- From: Ilya Grigorik <igrigorik@gmail.com>
- Date: Fri, 3 Jun 2016 11:07:49 -0700
- To: Vasiliy Faronov <vfaronov@gmail.com>
- Cc: Julian Reschke <julian.reschke@greenbytes.de>, "ietf-http-wg@w3.org Group" <ietf-http-wg@w3.org>
- Message-ID: <CAKRe7JEhivDSqU0JPCOrypGmeiZ-ftK0M0eX3OEo3Dc8hW7-fw@mail.gmail.com>
On Wed, Jun 1, 2016 at 3:46 PM, Vasiliy Faronov <vfaronov@gmail.com> wrote: > This "all subsequent requests" is obviously intended to be qualified > somehow. It's not "all requests to all servers ever", is it? Should it > be "all subsequent requests to the same origin"? Should it be "all > subsequent requests to this resource"? > > Likewise, the "SHOULD append" phrase is unclear: append to what exactly? > We have a related open bug on GitHub, let's merge this discussion there: https://github.com/httpwg/http-extensions/issues/189 On Thu, Jun 2, 2016 at 5:29 PM, Amos Jeffries <squid3@treenet.co.nz> wrote: > If the response is influenced by a header, then it needs to ('SHOULD') > be listed. > > There is a case where some combination of the listed header values > results in a server actually not considerng the DPR at all for that > response.
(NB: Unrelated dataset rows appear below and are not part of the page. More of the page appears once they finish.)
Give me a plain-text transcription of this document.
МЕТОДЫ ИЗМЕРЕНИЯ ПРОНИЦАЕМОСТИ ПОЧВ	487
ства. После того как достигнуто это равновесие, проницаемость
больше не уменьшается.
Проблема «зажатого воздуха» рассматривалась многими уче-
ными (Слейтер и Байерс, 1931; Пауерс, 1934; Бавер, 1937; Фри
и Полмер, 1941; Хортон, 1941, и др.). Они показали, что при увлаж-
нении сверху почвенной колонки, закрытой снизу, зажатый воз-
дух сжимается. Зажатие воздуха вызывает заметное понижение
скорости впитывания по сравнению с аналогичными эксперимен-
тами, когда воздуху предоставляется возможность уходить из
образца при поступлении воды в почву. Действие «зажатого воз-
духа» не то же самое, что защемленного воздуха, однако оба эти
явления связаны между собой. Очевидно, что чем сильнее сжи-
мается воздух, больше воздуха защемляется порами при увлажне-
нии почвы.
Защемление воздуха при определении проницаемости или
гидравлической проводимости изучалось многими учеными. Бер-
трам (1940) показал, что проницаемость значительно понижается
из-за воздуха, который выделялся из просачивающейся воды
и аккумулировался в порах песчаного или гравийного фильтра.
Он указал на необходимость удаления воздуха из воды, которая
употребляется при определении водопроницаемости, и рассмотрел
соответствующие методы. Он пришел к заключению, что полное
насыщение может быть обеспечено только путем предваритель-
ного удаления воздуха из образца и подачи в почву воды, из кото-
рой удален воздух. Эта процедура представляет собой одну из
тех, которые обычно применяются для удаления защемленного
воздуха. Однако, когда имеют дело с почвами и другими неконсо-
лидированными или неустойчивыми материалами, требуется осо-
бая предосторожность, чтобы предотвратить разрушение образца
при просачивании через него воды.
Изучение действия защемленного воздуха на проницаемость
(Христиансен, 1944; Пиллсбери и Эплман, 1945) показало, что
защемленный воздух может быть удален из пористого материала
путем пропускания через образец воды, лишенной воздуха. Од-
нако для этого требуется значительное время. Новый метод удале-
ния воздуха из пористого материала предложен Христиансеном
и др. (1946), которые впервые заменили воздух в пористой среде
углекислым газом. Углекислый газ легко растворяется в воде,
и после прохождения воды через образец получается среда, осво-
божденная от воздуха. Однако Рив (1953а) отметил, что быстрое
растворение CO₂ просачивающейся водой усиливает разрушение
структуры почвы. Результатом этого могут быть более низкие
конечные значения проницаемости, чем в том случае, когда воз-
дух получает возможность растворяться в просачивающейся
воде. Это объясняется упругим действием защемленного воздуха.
This shows up worst with Apache in the way its modules are > designed. > > However, this is kind for coped with by the caches considering any > slight variation of the listed headers as a non-match for the specific > response(s) that exact Vary was handed back on. If a different set of > values for those same headers results in a DPR being added to the list > the cache has to alter its stored key and the previous set of variants > is "lost". > > The "lost" factor leads to annoying headaches so best interoperability > would be to always list it. But the ecosystem can still cope with > servers that are not able to for some reason. > Makes sense, thanks Amos. s/which hints were used/which hints may affect the selected response/ Does that look reasonable? On Fri, Jun 3, 2016 at 5:11 AM, Vasiliy Faronov <vfaronov@gmail.com> wrote: > On Fri, Jun 3, 2016 at 2:55 PM, Julian Reschke > <julian.reschke@greenbytes.de> wrote: > > What would *you* want the spec to say? Just be silent about it? Or > declare > > invalid therefore "must ignore"? > > Just be silent about it. Just as with other non-critical header > fields, such as User-Agent. > Define non-critical? Sadly, UA header is often used to make guesses about client properties that then affect the selected response. One of the goals of CH is to eliminate the need for such hacks and make this process explicit. I think we should keep the current language.